The 17th century Japanese haiku poet Ransetsu was renowned for his compassion and for his poetical austerity. The four works in this series certainly reflect Ransetsu’s austerity, manifesting a conceptual approach in the reduced resources and in the presentation of various environmental and instrumental sounds ’as such’.

tanabe 6 offers us field recordings from the coast of Tanabe in Japan. The piece is a meditation on the envelope of waves, the waves filtered in quite a unique way, so that a hint of resonance reveals itself at the amplitude peaks, revealing a sophisticated almost electronic sounding timbre superimposed on a background seascape. Small background sounds including possible human movement keep the ears alert. Despite the apparent austerity of the work, it merits repeat listening simply because of an element of persistence in its unique approach to field recordings, in what it leaves out and in its refusal to interfere to the point of contrivance.

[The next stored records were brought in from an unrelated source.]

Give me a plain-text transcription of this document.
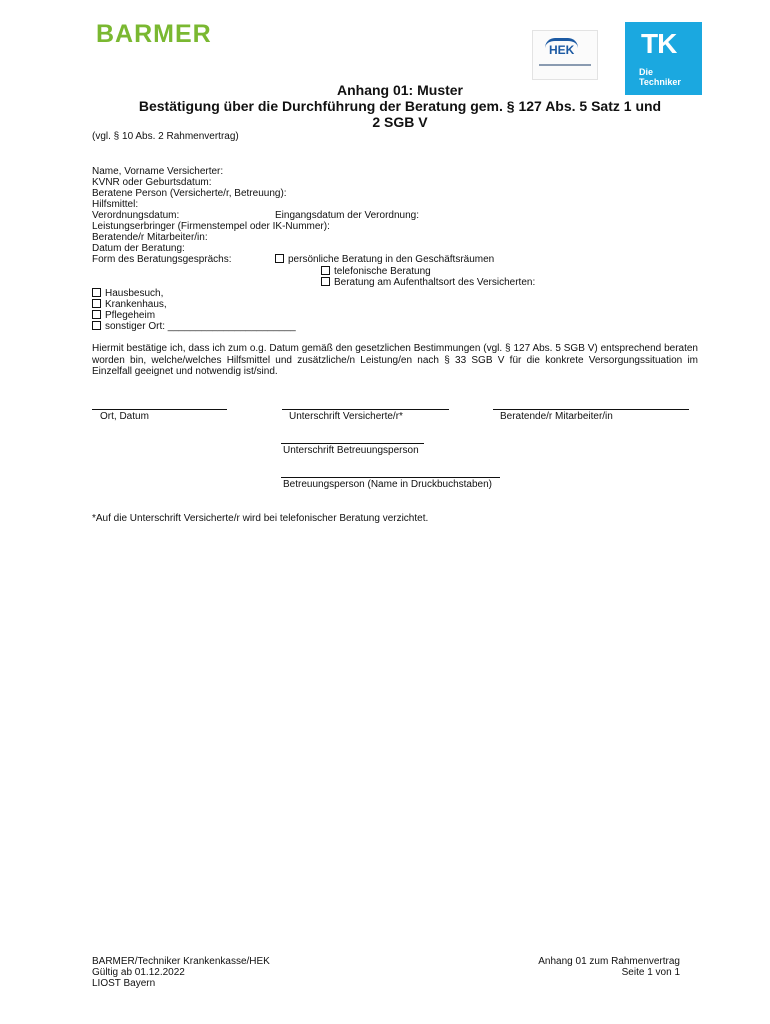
BARMER
HEK TK
Die
Techniker
Anhang 01: Muster
Bestätigung über die Durchführung der Beratung gem. § 127 Abs. 5 Satz 1 und
2 SGB V
(vgl. § 10 Abs. 2 Rahmenvertrag)
Name, Vorname Versicherter:
KVNR oder Geburtsdatum:
Beratene Person (Versicherte/r, Betreuung):
Hilfsmittel:
Verordnungsdatum:	Eingangsdatum der Verordnung:
Leistungserbringer (Firmenstempel oder IK-Nummer):
Beratende/r Mitarbeiter/in:
Datum der Beratung:
Form des Beratungsgesprächs:	persönliche Beratung in den Geschäftsräumen
telefonische Beratung
Beratung am Aufenthaltsort des Versicherten:
Hausbesuch,
Krankenhaus,
Pflegeheim
sonstiger Ort: _______________________
Hiermit bestätige ich, dass ich zum o.g. Datum gemäß den gesetzlichen Bestimmungen (vgl. § 127 Abs. 5 SGB V) entsprechend beraten worden bin, welche/welches Hilfsmittel und zusätzliche/n Leistung/en nach § 33 SGB V für die konkrete Versorgungssituation im Einzelfall geeignet und notwendig ist/sind.
Ort, Datum	Unterschrift Versicherte/r*	Beratende/r Mitarbeiter/in
Unterschrift Betreuungsperson
Betreuungsperson (Name in Druckbuchstaben)
*Auf die Unterschrift Versicherte/r wird bei telefonischer Beratung verzichtet.
BARMER/Techniker Krankenkasse/HEK
Gültig ab 01.12.2022
LIOST Bayern
Anhang 01 zum Rahmenvertrag
Seite 1 von 1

9425 – 2/mw is described as a medium wave radio segment. The first three minutes or so give us the almost uniform static of a slowly modulating radio sound, with interest in the increased iterations, then a shade of contrast in the odd blip. From 3:00 to 5.30 the starkness is broken by the odd static burst, a good blast of ‘elektronische’. From 5:40 it sounds like you’ve crawled into the back of a jumbo jet engine. Musically we’re listening to fairly uniform timbres, mid/low and broadband, a uniform density, with some interest in the tremolo. The sudden end left my ears hissing, as if I had my own internal radio set.

3 morning is a simple harmonium piece. A single tone, somewhere around the ‘b flat’ below middle ‘c’, allows us to contemplate the richness of reeds, their overtones and the movement of the bellow. There is a very gradual crescendo over 8’30” but overall the piece is so uniform that the incidental sounds come to be of interest.
tanabe 7 offers us more field recordings. The sounds of this seascape are more burbly this time, the wave envelope sounds less processed. In the troughs all sorts of interesting little activities and background sounds catch the ear, including what sounds like the movements of the artist.

Apart from the simplicity and innocent refreshing pleasure of listening to a good recording of waves on the shore, the Tanabe pieces will make field recordists reflect on their own practice and stop worrying too much about over-complicating things. Less can indeed be more.

Recorded in Tanabe, Japan and Brooklyn, New York between 2005 and 2011.

Released on con-v as a C40 cassette, limited to 65 copies.